The play, though, was odd, and that's seen plenty of coverage elsewhere. The aces-being-folded thing I saw and stared at and just wondered "What the hell?" One thing not commented on generally is that the blinds had moved up to the point that the seven-card games were "immediate danger" spots for both Lindgren and DeMichele; were they to mix it up in one of these in a hand that turned serious with multiple reraised streets, the hands would be, essentially, for their tournament lives. That doesn't change the play but adds context to what you might have read elsewhere.
Then there was the trophy presentation. Unless you were there, you've seen or heard nothing of this, but it took me back as much as anything else that I saw. There are only one or two brief glimpses of it edited in behind ESPN's closing credits, and so none of you were aware of Scotty's rambling, drunken acceptance speech. (Sorry, I saw it and I won't mince words.) I was far enough away to not be able to see if Scotty was crying or not, but he was doing things such as pointing to the sky while crying out, "Chip, I love you, man!" while weaving a bit, and such stuff that clearly wasn't suitable for airing. I concur with the general consensus that ESPN had its hands full with this one. I also think that Scotty was more blotto than most of us realized at the time. Most of that stuff seldom makes it into public sight. In this case, in retrospect, it was bound to.
The outcry over the episode and Scotty's subsequent public apology was something of a firestorm that I didn't foresee, not having really witnessed or grokked all of the buildup at the time. What I do remember hearing about the next night was Scotty touring the Amazon Room and handing out tips (or at least attempting to) to dealers at $20 a head, tournament officials, writers... hell, maybe even some of the hookers at the rail for all I know. Not me -- either accepting a tip or being a hooker at the rail, har-har-har.
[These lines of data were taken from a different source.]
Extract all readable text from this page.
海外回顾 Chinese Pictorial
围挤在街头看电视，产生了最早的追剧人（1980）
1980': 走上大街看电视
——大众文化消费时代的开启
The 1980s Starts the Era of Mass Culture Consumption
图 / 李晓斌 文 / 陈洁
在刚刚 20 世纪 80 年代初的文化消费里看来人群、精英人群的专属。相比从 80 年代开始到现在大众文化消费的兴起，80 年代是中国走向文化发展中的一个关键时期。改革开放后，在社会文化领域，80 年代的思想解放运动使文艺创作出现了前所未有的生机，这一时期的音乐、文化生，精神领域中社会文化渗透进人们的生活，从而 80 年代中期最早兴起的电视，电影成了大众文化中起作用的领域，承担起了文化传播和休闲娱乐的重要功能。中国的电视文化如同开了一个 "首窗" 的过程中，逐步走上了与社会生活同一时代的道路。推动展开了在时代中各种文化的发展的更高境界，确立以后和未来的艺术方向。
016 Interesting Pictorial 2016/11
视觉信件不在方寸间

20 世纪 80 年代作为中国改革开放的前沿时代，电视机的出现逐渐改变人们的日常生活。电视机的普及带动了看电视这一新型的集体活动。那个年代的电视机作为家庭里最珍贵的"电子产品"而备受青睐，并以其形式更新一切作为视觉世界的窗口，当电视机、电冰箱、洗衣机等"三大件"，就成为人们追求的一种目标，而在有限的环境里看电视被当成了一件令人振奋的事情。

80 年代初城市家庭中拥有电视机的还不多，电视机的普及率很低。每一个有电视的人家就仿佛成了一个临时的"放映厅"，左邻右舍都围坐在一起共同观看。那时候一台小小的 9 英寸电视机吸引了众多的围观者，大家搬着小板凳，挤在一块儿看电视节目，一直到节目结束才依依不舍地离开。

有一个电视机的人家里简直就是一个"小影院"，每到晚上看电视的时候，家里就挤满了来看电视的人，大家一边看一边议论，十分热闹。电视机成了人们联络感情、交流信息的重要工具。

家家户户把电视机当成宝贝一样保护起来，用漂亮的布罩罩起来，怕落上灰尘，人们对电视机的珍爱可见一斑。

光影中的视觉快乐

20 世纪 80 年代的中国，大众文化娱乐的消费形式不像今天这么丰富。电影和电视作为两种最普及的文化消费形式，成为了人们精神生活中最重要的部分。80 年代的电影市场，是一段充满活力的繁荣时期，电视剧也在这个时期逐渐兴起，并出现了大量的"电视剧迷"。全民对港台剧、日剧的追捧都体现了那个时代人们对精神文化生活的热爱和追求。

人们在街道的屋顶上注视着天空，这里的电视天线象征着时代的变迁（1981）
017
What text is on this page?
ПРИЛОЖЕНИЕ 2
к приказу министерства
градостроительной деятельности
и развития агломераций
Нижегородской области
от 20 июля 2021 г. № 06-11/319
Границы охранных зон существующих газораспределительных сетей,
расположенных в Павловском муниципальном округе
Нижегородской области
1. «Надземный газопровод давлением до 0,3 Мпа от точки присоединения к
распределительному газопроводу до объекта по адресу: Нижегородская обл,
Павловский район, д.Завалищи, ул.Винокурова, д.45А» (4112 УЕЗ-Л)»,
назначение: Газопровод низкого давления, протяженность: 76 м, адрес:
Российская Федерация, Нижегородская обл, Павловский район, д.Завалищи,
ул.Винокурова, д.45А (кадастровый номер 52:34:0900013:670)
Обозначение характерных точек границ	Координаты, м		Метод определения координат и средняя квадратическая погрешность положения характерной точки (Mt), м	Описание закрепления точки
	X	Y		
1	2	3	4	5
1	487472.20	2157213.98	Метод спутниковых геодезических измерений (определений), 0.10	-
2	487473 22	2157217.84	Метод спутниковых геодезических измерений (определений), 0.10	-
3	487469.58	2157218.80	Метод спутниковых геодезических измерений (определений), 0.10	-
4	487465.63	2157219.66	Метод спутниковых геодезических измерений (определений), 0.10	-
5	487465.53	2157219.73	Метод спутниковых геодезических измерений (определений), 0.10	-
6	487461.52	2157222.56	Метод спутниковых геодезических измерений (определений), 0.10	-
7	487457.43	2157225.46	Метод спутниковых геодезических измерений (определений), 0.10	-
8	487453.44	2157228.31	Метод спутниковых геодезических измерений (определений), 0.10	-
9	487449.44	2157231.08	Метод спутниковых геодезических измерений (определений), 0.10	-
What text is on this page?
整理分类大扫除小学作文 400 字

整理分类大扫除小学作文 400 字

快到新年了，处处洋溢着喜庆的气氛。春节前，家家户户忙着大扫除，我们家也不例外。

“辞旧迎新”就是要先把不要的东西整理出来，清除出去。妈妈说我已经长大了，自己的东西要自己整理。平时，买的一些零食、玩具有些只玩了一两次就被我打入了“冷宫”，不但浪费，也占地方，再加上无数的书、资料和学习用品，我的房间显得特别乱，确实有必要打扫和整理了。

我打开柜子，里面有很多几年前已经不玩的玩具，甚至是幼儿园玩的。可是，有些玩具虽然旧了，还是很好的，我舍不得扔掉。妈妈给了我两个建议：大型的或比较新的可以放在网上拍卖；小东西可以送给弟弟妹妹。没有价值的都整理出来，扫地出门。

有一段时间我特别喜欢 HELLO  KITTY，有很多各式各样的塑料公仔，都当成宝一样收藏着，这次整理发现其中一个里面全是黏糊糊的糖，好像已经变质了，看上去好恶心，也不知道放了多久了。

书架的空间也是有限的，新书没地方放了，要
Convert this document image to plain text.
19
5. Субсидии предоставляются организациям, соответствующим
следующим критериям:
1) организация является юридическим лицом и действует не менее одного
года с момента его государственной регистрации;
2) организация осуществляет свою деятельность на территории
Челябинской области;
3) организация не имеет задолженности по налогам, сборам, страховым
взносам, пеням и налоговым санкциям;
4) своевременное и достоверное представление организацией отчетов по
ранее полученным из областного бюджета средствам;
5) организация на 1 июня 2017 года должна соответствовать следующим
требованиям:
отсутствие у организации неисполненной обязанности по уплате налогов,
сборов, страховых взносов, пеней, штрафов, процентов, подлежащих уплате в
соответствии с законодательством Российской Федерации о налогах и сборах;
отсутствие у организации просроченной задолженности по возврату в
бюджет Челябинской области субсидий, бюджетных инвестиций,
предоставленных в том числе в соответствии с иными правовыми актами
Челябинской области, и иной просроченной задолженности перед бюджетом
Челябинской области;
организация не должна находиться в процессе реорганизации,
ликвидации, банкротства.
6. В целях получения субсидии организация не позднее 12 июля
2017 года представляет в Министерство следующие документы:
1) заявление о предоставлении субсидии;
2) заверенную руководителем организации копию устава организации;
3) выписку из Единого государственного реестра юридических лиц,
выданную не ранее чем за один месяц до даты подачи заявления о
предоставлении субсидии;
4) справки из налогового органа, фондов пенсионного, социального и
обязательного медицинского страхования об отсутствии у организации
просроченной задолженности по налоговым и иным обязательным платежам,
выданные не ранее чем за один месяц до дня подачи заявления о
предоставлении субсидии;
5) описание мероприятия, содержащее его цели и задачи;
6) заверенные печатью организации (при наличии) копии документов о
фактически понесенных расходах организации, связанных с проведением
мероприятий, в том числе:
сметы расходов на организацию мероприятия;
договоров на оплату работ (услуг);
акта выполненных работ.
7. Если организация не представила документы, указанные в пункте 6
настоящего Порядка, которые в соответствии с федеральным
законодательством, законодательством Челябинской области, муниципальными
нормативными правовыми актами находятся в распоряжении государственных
My first impression was that Scotty had blown off or forgotten to leave a tip in his excitement and/or drunken exhaustion from the long previous night, but I also have to wonder now if there wasn't some immediate image-repair work being attempted. I do not know... I merely wonder.
I also can't help but wonder about the accused lack of rules enforcement by tournament directors as seen on TV during that final. That's a topic for a future time, I think. Oddly enough, though I mentioned Steve Frezer (one of the overnight TDs) as being present there, he wasn't working that final. He'd been on some of that night's other events that concluded early, which is why both of us were in there watching in the first place. Same with TD Dennis Jones, if I remember right. But in a weird coincidence, Frezer would be involved in the situation with Phil Hellmuth some three weeks later, wherein Frezer assessed Hellmuth a one-lap penalty for continued berating of an opponent and was later overruled by WSOP higher-ups. I happened to walk by the feature area just as that Hellmuth blowup was taking place, though I only caught the tail end of the set-to. I can't offer any insight as to what was justified and what wasn't.